Kisaalita set up his international program so that it would continue functioning back in Athens, not only for the returnees but also for those who follow. For example, a group of fourth-year engineering students works on an international problem all year for their capstone project of designing and refining a machine to help “the person on the bottom,” he said.

During spring break, the senior students take their design abroad and test it, then return and write a report about possible improvements. Third-year students draw on those reports when they travel to the same country for their own summer stay.

Promising Products

So far, UGA students have designed three products targeting the poor: a solar-powered cooler for milk, a hand-operated nutcracker, and a solar-and-battery-powered egg incubator. The cooler will help dairy farmers in Uganda double their milk production; the nut cracker will let women in Morocco produce more Argan oil safely; and the incubator will increase the number of viable guinea fowl in Burkina Faso.

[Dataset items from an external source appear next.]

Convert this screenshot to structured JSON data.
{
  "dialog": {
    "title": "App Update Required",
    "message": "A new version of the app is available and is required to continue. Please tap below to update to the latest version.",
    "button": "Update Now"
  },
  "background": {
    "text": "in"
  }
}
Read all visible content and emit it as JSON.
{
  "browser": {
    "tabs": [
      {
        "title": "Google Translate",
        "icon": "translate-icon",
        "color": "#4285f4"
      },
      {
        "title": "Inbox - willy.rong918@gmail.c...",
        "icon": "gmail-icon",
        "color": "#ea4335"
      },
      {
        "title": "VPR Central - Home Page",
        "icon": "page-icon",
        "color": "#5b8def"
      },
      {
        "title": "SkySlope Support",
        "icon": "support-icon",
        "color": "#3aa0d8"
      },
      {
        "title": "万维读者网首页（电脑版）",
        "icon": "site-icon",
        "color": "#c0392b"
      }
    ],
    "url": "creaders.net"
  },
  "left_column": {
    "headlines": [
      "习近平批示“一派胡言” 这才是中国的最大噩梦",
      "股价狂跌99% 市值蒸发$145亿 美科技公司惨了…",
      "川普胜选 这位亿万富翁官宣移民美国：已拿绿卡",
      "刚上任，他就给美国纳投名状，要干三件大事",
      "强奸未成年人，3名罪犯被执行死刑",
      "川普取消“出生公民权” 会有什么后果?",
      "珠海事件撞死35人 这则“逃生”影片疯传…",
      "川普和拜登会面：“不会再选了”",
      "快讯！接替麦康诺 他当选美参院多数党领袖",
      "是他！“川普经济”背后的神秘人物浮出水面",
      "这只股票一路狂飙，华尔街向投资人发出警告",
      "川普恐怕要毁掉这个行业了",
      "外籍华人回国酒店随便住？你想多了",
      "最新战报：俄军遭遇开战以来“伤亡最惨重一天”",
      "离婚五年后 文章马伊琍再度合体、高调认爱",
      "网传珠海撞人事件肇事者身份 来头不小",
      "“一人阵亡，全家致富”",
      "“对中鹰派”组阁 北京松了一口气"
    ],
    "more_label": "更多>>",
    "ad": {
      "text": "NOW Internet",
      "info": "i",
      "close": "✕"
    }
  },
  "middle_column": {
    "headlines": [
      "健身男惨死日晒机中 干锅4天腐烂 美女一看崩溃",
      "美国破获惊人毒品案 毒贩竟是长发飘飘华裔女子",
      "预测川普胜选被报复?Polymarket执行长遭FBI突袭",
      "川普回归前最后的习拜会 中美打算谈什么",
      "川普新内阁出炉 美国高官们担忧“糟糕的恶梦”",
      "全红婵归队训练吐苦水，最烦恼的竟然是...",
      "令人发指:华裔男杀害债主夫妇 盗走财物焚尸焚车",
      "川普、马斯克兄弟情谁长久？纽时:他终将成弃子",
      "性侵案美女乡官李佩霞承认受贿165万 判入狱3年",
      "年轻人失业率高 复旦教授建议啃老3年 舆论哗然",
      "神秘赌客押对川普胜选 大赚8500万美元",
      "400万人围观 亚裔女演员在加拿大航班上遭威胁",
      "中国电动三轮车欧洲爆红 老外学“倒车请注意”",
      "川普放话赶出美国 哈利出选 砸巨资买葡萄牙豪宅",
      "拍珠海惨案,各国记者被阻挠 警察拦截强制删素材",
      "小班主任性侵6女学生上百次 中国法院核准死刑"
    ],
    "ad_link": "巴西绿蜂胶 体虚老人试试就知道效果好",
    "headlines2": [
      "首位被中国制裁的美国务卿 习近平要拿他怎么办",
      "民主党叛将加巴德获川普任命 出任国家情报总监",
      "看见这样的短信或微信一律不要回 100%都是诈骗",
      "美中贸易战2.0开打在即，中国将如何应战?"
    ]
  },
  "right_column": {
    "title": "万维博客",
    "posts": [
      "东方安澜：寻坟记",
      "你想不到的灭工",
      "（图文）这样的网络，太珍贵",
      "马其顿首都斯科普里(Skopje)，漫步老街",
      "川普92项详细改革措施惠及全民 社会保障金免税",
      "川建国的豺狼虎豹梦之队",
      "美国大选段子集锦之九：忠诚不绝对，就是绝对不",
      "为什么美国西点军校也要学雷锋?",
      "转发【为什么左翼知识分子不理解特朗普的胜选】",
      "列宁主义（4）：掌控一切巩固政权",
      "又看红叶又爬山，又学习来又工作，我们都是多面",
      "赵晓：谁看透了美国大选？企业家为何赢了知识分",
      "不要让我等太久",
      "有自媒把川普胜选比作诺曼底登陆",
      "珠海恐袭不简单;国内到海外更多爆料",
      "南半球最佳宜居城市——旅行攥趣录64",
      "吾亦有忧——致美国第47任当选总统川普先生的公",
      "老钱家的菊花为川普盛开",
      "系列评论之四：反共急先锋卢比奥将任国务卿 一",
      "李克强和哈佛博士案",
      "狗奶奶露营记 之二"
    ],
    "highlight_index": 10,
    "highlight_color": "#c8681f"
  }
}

None of the three is quite finished, and Kisaalita said he doesn’t want to take on new products until one of them is “in the marketplace.” There are a few glitches to work out before they can be mass-produced and marketed at an affordable price. But various companies have expressed an interest, and Kisaalita is looking for the right match.

He has also applied for a grant from the Bill and Melinda Gates Foundation to build 20 to 50 incubators for Burkina Faso. Once these devices are operating successfully, he is hoping that a nongovernmental organization or a Burkina Faso solar-energy company will see the possibilities and take over production.

The milk cooler, sized to cool one large can, will safely store the milk overnight so that it can be processed the next morning. Cool Systems, a Germany company that makes beer kegs, is talking with Kisaalita about manufacturing the milk cooler.

Like his students, Kisaalita has learned what characteristics are necessary for a successful product: simple, affordable and operable by someone who can’t read. All three of the UGA machines satisfy these criteria.

But there is also the question of profitability—will they yield enough to sustain companies’ interests? “These devices are for the very poor, but there are so many of them that you can make money eventually,” Kisaalita said. “These are hard-working people who want to get ahead. They will figure out a way to pay.”